Writing intensive courses (WIC) are designed and taught by faculty members who have participated in writing workshops and are assisted by graduate students familiar with composition theory. WI courses include multiple graded and non-graded writing assignments, focused freewrites, peer review, and opportunities for substantive revision. Students learn the discourse-specific conventions of a particular field of study.
Writing Intensive Courses (WIC) grew with the development of the Writing Across the Curriculum movement of the early seventies. WIC's goals are to help students become critical thinkers and develop their communication skills through active engagement with the material and with the genres of each discipline through writing in all classes across the university. A WIC is a regularly offered course taught at the 300 or 400 level by trained faculty whose course proposals have been approved by the WIC Advisory Committee.
A writing intensive course relies on two approaches: writing to learn and writing to communicate.
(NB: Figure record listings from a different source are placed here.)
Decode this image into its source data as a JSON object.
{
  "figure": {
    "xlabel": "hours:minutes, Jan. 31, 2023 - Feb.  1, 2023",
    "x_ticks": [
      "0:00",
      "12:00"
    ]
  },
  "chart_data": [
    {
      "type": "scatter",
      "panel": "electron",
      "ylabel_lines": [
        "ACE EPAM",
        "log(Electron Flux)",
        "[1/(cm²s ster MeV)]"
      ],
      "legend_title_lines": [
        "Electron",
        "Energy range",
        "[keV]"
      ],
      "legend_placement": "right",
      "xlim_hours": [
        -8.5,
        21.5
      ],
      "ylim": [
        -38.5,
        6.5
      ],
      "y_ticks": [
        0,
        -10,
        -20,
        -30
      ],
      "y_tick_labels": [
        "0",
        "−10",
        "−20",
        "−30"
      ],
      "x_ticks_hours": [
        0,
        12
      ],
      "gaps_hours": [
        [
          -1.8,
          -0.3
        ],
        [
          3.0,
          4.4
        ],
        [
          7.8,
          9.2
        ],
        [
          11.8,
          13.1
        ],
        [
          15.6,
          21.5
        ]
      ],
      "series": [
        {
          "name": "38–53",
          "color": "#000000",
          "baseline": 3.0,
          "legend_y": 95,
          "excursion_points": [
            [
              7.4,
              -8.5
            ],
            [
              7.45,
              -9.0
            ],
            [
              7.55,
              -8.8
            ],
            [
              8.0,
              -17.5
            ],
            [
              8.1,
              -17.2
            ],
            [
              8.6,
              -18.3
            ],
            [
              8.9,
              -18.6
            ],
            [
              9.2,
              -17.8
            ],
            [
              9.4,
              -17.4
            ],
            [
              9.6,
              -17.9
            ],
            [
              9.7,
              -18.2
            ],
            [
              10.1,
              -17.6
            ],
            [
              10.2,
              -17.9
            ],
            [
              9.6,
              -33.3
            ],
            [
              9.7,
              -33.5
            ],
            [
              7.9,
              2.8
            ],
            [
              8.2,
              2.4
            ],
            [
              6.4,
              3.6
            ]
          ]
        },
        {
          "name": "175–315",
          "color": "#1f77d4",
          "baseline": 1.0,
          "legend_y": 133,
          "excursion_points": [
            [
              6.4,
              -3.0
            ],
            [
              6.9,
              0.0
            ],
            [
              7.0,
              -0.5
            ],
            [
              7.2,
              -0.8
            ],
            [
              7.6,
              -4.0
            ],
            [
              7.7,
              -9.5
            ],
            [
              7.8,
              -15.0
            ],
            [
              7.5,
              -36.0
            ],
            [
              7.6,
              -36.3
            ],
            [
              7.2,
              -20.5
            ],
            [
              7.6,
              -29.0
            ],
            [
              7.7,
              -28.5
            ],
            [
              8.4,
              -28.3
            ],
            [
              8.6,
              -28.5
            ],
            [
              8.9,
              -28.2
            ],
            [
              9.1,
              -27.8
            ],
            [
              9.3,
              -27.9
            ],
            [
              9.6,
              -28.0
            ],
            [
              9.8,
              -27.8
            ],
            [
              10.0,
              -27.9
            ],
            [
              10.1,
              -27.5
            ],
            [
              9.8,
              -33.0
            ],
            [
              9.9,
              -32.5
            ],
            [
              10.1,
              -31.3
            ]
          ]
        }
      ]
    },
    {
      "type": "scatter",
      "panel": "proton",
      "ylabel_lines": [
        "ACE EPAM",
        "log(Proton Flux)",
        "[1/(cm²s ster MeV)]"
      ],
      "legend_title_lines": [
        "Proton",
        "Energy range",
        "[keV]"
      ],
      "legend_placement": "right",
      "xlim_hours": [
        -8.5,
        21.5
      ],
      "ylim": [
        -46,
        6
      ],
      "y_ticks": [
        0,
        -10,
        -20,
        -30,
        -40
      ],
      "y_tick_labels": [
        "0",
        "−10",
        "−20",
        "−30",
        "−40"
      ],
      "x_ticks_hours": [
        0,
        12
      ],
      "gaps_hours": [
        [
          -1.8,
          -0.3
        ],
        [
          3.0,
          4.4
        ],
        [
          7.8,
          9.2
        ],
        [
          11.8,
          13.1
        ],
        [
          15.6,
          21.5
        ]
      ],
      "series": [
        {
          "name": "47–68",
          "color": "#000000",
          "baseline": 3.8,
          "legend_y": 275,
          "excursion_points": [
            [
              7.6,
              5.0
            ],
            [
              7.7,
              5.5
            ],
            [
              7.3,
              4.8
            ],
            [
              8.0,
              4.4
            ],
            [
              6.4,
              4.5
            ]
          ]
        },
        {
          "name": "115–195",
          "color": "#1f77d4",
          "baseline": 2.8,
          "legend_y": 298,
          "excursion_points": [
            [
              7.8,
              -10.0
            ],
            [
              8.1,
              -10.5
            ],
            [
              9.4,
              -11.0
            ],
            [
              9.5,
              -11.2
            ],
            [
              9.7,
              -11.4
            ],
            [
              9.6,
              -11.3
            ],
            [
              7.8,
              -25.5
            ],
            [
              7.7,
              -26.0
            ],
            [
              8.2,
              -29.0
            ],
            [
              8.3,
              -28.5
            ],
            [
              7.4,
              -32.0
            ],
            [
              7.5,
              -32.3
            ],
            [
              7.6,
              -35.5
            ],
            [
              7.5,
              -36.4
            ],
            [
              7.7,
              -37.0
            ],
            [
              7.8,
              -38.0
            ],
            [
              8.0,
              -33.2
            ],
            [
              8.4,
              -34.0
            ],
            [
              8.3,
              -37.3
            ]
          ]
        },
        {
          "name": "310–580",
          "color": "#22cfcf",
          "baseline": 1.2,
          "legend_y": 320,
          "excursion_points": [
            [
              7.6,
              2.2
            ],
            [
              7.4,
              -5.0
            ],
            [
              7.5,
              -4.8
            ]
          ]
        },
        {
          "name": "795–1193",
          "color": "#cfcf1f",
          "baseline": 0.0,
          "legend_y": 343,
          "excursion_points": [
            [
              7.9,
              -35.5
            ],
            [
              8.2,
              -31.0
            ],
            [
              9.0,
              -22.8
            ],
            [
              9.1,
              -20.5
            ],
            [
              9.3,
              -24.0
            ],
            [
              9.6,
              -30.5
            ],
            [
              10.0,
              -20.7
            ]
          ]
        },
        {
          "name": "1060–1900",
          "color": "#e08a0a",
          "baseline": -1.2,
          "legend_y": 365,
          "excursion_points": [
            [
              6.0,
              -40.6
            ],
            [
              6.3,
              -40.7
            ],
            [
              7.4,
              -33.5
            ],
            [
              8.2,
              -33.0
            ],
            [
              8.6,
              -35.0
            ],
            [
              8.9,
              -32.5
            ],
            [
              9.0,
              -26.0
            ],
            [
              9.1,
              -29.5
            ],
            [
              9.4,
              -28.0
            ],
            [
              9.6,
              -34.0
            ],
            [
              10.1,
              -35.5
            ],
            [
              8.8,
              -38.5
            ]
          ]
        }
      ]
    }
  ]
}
Writing to learn is grounded in process pedagogy--journal writing, expressive writing, and focused freewriting. Writing to communicate is based on the social construction of knowledge—use of peer groups and analysis of the discourse of disciplines.
The Coordinator will conduct workshops and follow-up sessions for WIC faculty that address both writing to learn and writing to communicate goals, how to design effective writing assignments, and how to respond and evaluate student writing. Faculty from Rhetoric and Composition and the Writing Center Coordinator will assist with the workshops on occasion and will be available to respond to specific questions or problems. The budget will provide for TA's from the English Department and writing assistants who have taken Eng 413/513, Teaching and Tutoring Writing. Faculty may select their own WIC assistant. Faculty teaching WI courses will be expected to attend workshops when offered, luncheons held once a term, and to participate in evaluation studies.